The iPad is so successful in part because the basic unit of interface is the human fingertip. We've seen plenty of other tablets and touchscreen devices where the pen or the stylus is like the raccoon that got inside the crawlspace late last fall and died, and is only now starting to thaw out and decompose. That is, the device didn't come with a stylus but there's a weird stink about the device that nobody can really place. It's the result of a designer who never really understood what multitouch is all about.
Still: a stylus is a useful thing to have in a drawer or in your travel bag. There are many conversations — usually at restaurants — where the easiest way to explain something is to just grab your iPad and draw it.
iPad styluses are simple tubes with a felt-like or rubber pad of material on the end that can cause the same kind of capacitive input as your finger. The other end is usually hard plastic or decorative metal.
Do not get so involved in your artistic process that you instinctively flip the stylus around and scrape the other end all over the glass to erase something.
If I ever did this, I certainly wouldn't admit it. So let's just move on to a couple of recommendations...
Ten One Pogo Sketch
I want an iPad stylus that works. With that out of the way: I want one that's cheap enough that I won't be too broken up if I lose it.

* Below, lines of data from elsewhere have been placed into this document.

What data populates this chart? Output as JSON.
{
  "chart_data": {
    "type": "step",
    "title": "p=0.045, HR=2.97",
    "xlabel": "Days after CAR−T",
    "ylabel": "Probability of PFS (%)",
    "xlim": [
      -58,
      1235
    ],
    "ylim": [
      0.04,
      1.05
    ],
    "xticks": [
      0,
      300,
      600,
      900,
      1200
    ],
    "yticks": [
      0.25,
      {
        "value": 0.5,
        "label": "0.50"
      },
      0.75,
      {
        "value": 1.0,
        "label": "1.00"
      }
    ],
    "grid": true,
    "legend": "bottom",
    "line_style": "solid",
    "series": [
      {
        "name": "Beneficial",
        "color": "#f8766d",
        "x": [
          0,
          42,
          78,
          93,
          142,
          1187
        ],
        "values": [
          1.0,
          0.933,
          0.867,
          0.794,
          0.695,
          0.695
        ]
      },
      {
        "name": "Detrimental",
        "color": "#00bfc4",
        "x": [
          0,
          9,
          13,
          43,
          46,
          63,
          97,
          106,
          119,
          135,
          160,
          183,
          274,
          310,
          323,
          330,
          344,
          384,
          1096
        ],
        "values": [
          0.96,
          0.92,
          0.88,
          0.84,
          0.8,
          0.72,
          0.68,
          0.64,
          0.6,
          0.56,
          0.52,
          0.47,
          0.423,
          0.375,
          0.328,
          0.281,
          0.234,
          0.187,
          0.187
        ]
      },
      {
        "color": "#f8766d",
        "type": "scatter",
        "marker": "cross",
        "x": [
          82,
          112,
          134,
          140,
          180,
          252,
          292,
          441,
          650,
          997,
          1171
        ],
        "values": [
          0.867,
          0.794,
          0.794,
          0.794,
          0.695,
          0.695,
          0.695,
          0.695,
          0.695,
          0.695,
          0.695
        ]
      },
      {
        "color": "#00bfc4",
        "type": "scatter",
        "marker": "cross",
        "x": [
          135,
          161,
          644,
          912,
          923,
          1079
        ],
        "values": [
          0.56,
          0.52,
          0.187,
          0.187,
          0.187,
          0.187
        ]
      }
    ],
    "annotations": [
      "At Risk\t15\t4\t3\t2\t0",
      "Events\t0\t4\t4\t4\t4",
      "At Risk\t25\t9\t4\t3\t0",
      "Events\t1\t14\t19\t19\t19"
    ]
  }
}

Enter the Pogo Sketch from Ten One Design (www.tenonedesign.com). It lists for $15 but you can get it for half that. The only styli that come cheaper are no-name jobbies and you've no idea how well they're designed until it's delivered. With a name-brand stylus, I know that the tip is thick and soft enough that the edge of the pen's metal tube will never dig into the screen.
Hard Candy CandyStylus+
Whereas if you're a functioning, responsible grownup who's allowed to have nice things, Hard Candy's $35 CandyStylus+ (www.hardcandycases.com) is a Darth Maul-style double-sided pen with a ballpoint at one end and a rubber stylus at the other.